LIMA — Board of Developmental Disabilities around the state must continue to accept anyone from a nursing home who qualifies for services.
The Allen County board learned from Superintendent Esther Baldridge on Monday that it will not be able to create a policy regarding nursing home patients like it had thought.
“At this point we have to continue to serve anyone that is eligible,” said Baldridge, adding that it would take a state legislative move to change anything.
The Allen County board serves between 15 and 20 people in nursing homes. The problem, Baldridge said, is while patients may be eligible for DD services, many don’t want to be at Marimor and are not benefiting from being there.
“The vast majority are basically coming in for day care,” she said. “There is a very clear difference, in our view, if we have been serving somebody for the last 40 years and their last year or two in life are in a nursing home. We have no qualms at all about continuing to serve them.”
More people are being referred to Marimor from nursing homes than in the past, including more people who have no previous relationship with the agency. The board transports patients to Marimor. Baldridge said the transportation cost is what hurts the local board.

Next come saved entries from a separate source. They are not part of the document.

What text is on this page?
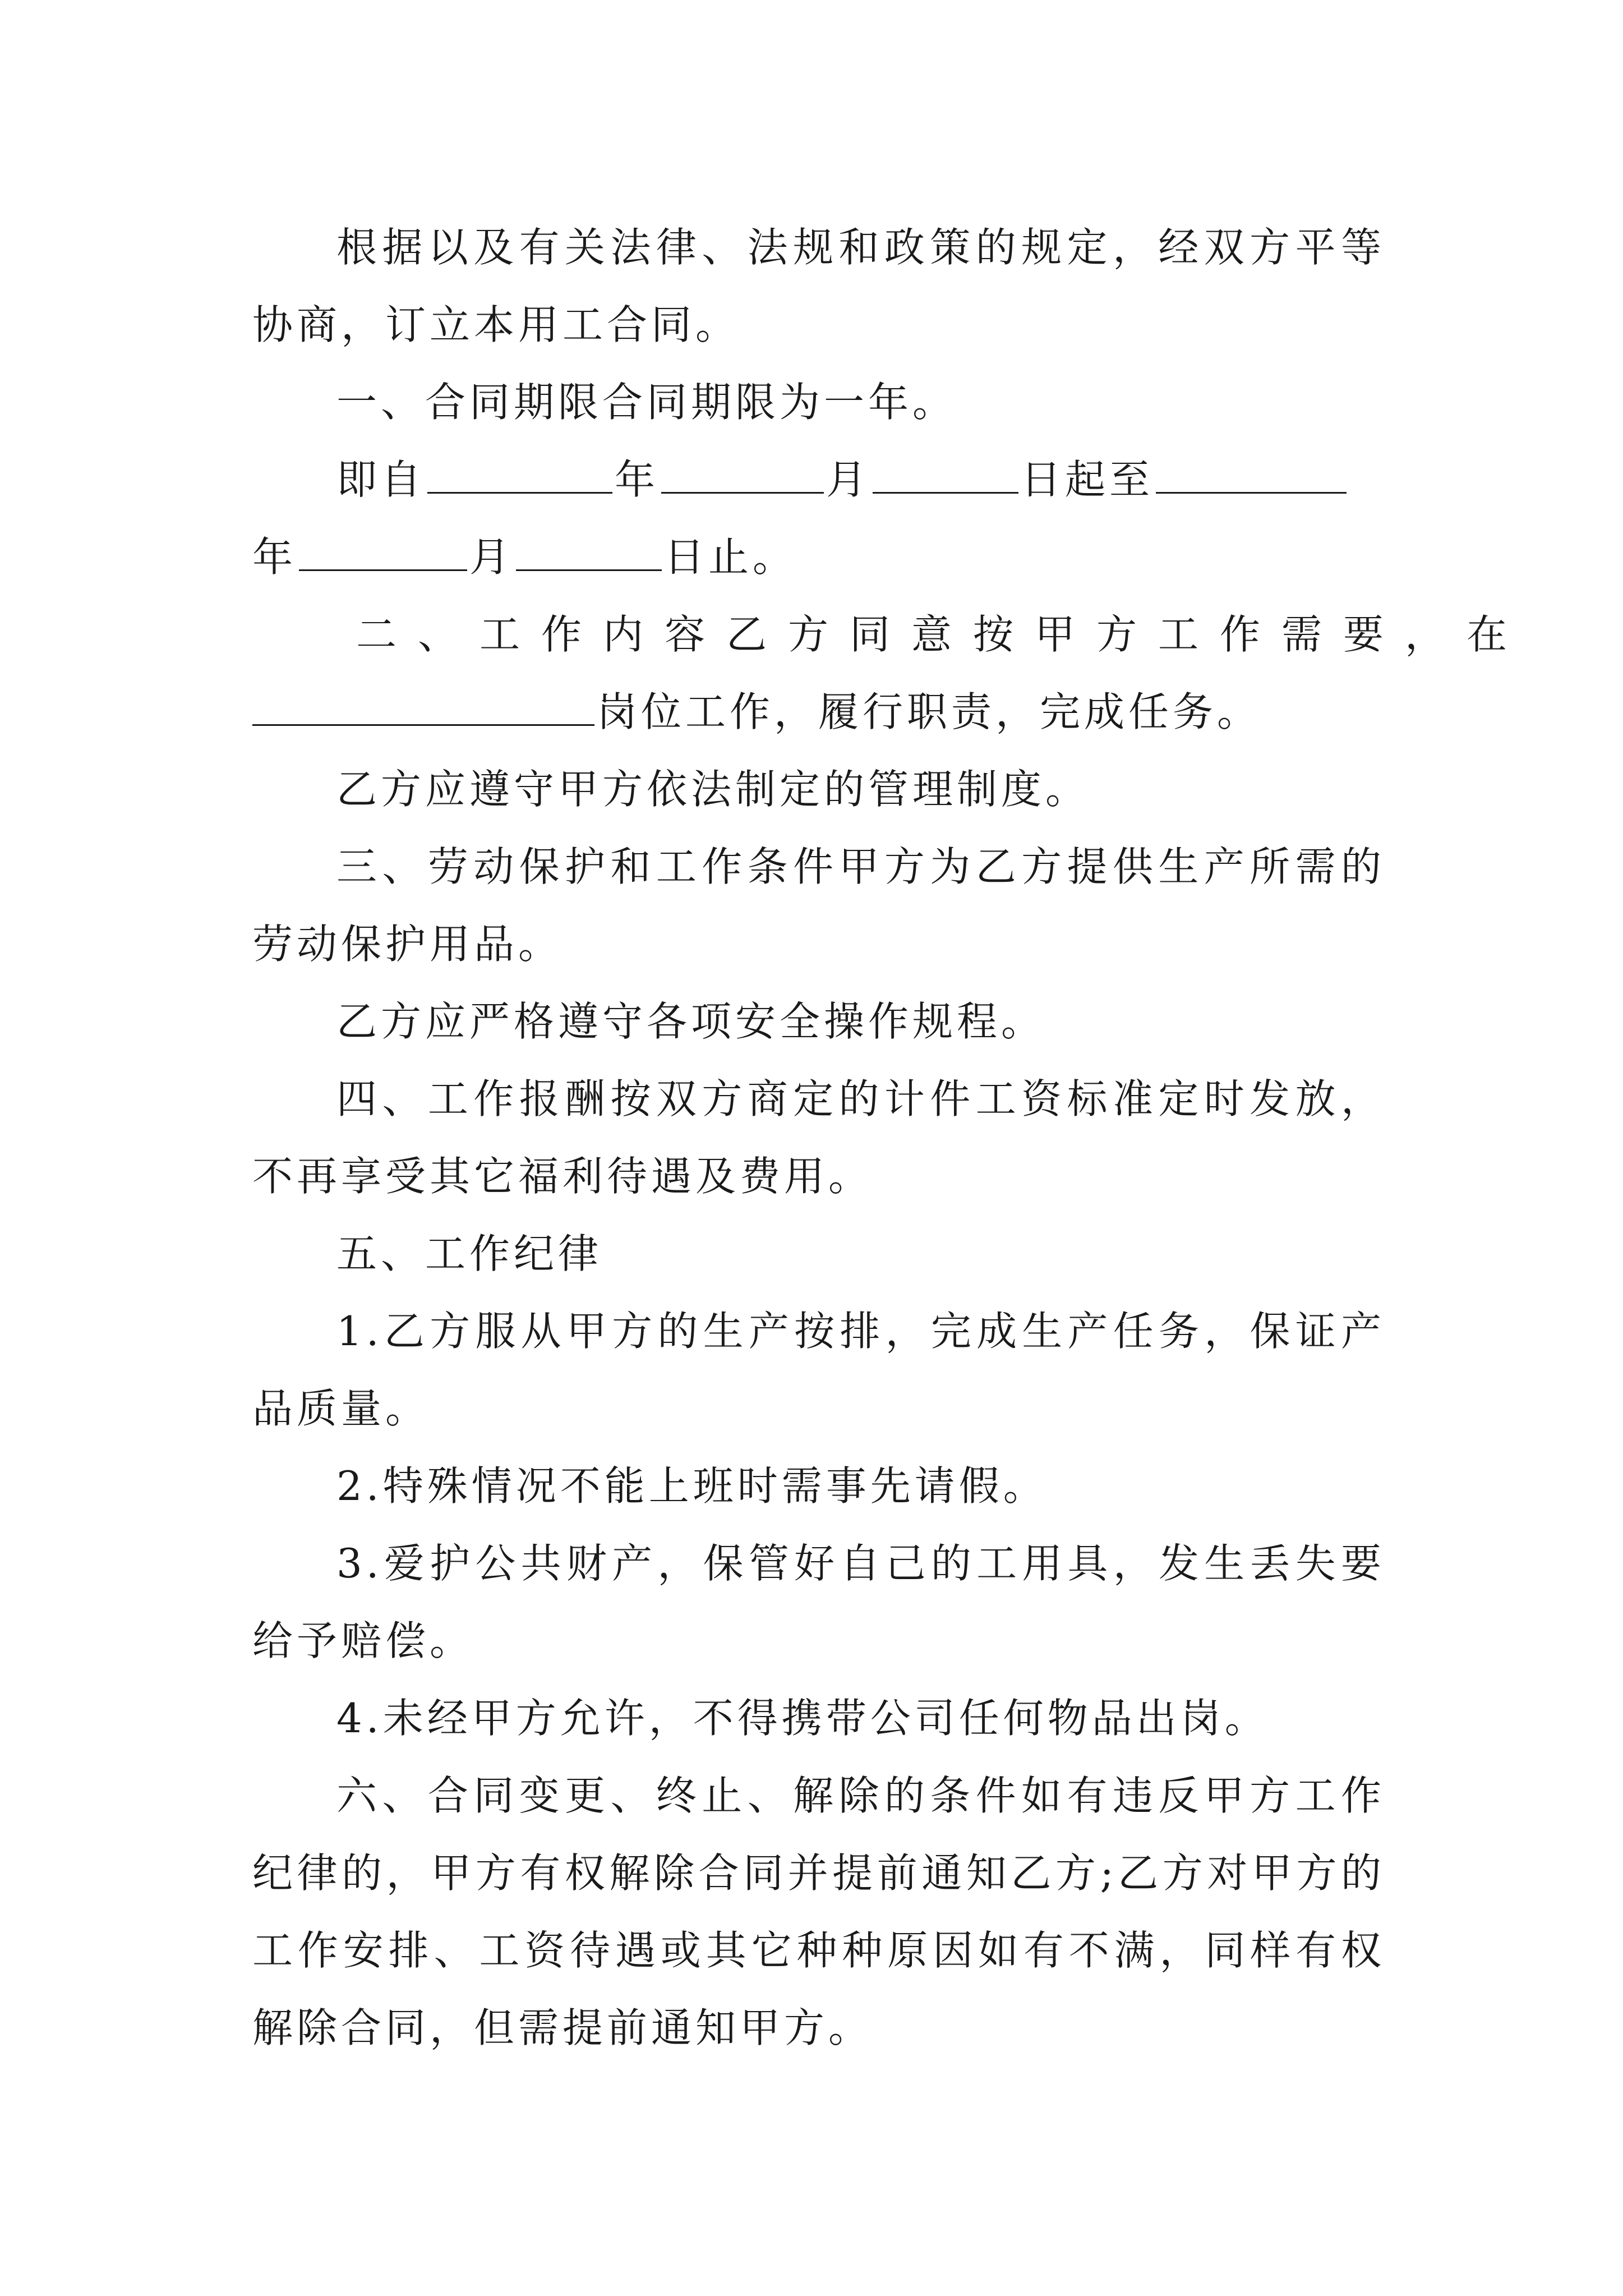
根据以及有关法律、法规和政策的规定，经双方平等协商，订立本用工合同。

一、合同期限合同期限为一年。

即自	年	月	日起至
年	月	日止。

二、工作内容乙方同意按甲方工作需要，在
岗位工作，履行职责，完成任务。

乙方应遵守甲方依法制定的管理制度。

三、劳动保护和工作条件甲方为乙方提供生产所需的劳动保护用品。

乙方应严格遵守各项安全操作规程。

四、工作报酬按双方商定的计件工资标准定时发放，不再享受其它福利待遇及费用。

五、工作纪律

1.乙方服从甲方的生产按排，完成生产任务，保证产品质量。

2.特殊情况不能上班时需事先请假。

3.爱护公共财产，保管好自己的工用具，发生丢失要给予赔偿。

4.未经甲方允许，不得携带公司任何物品出岗。

六、合同变更、终止、解除的条件如有违反甲方工作纪律的，甲方有权解除合同并提前通知乙方;乙方对甲方的工作安排、工资待遇或其它种种原因如有不满，同样有权解除合同，但需提前通知甲方。
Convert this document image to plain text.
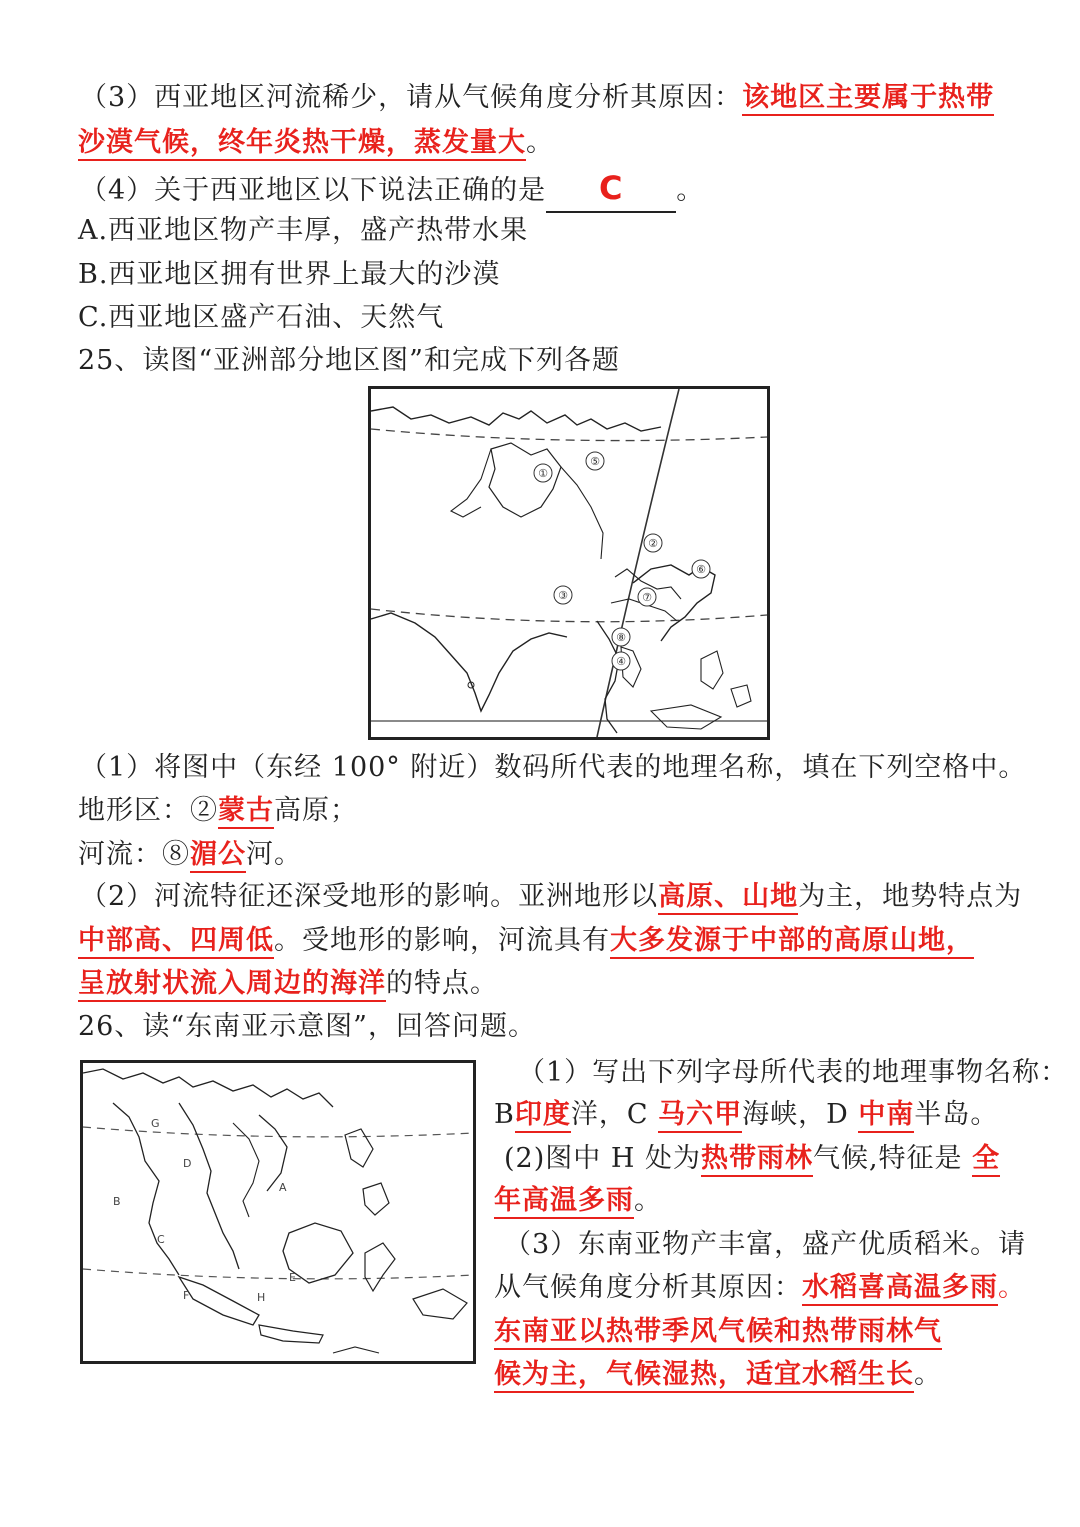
（3）西亚地区河流稀少，请从气候角度分析其原因：该地区主要属于热带
沙漠气候，终年炎热干燥，蒸发量大。
（4）关于西亚地区以下说法正确的是 C 。
A.西亚地区物产丰厚，盛产热带水果
B.西亚地区拥有世界上最大的沙漠
C.西亚地区盛产石油、天然气
25、读图“亚洲部分地区图”和完成下列各题
①
⑤
②
③	⑦
⑥
⑧
④
（1）将图中（东经 100° 附近）数码所代表的地理名称，填在下列空格中。
地形区：②蒙古高原；
河流：⑧湄公河。
（2）河流特征还深受地形的影响。亚洲地形以高原、山地为主，地势特点为
中部高、四周低。受地形的影响，河流具有大多发源于中部的高原山地，
呈放射状流入周边的海洋的特点。
26、读“东南亚示意图”，回答问题。
A
B
C
D
E
F
G
H
（1）写出下列字母所代表的地理事物名称：
B印度洋，C 马六甲海峡，D 中南半岛。
(2)图中 H 处为热带雨林气候,特征是 全
年高温多雨。
（3）东南亚物产丰富，盛产优质稻米。请
从气候角度分析其原因：水稻喜高温多雨。
东南亚以热带季风气候和热带雨林气
候为主，气候湿热，适宜水稻生长。
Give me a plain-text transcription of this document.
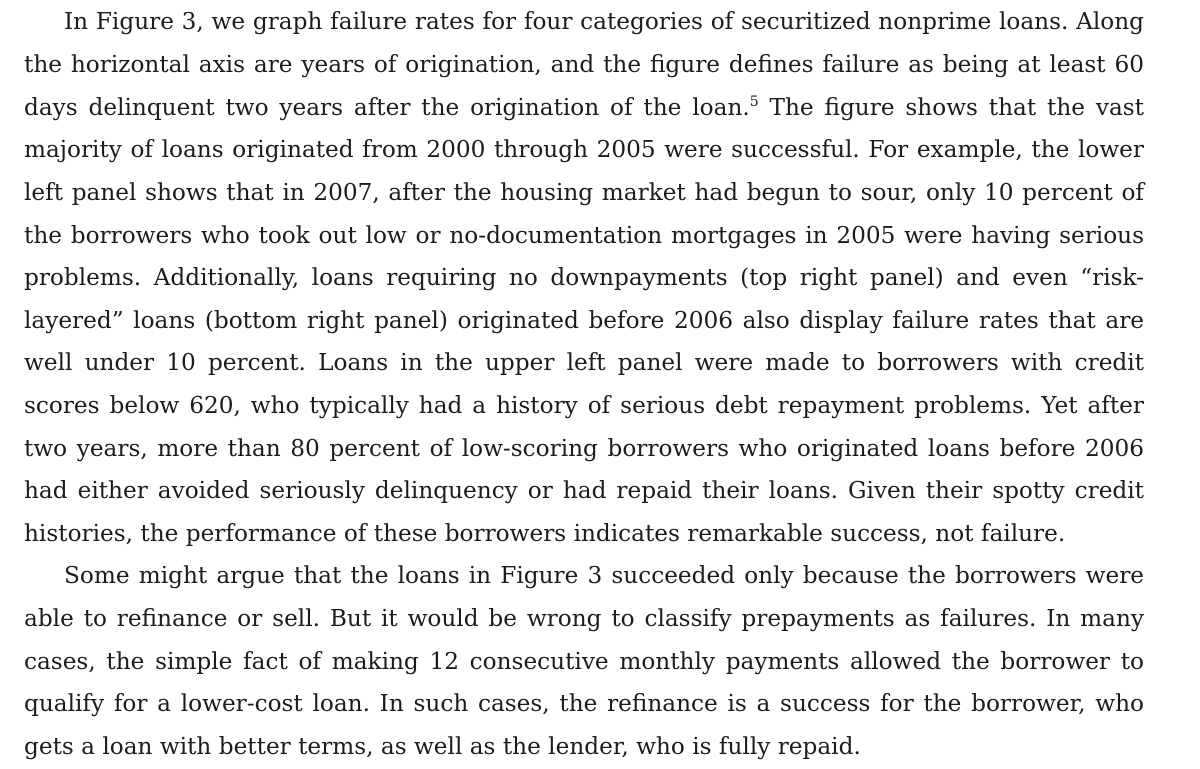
In Figure 3, we graph failure rates for four categories of securitized nonprime loans. Along
the horizontal axis are years of origination, and the figure defines failure as being at least 60
days delinquent two years after the origination of the loan.$^5$ The figure shows that the vast
majority of loans originated from 2000 through 2005 were successful. For example, the lower
left panel shows that in 2007, after the housing market had begun to sour, only 10 percent of
the borrowers who took out low or no-documentation mortgages in 2005 were having serious
problems. Additionally, loans requiring no downpayments (top right panel) and even “risk-
layered” loans (bottom right panel) originated before 2006 also display failure rates that are
well under 10 percent. Loans in the upper left panel were made to borrowers with credit
scores below 620, who typically had a history of serious debt repayment problems. Yet after
two years, more than 80 percent of low-scoring borrowers who originated loans before 2006
had either avoided seriously delinquency or had repaid their loans. Given their spotty credit
histories, the performance of these borrowers indicates remarkable success, not failure.
Some might argue that the loans in Figure 3 succeeded only because the borrowers were
able to refinance or sell. But it would be wrong to classify prepayments as failures. In many
cases, the simple fact of making 12 consecutive monthly payments allowed the borrower to
qualify for a lower-cost loan. In such cases, the refinance is a success for the borrower, who
gets a loan with better terms, as well as the lender, who is fully repaid.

“Nursing homes are paid to take care of people 24/7 and if a person also comes here during the day, then we would have them say seven hours a day, but there is no funding source for the care of those people other than local tax levy money,” she said.
The state had started encouraging local boards not to serve all nursing home patients who qualify, so the Allen County board had planned to write a policy to stipulate who could come. Baldridge said there were discussions about possibly sending staff to work with people in nursing homes.
The state board of DD has since said that existing state law says all must be served.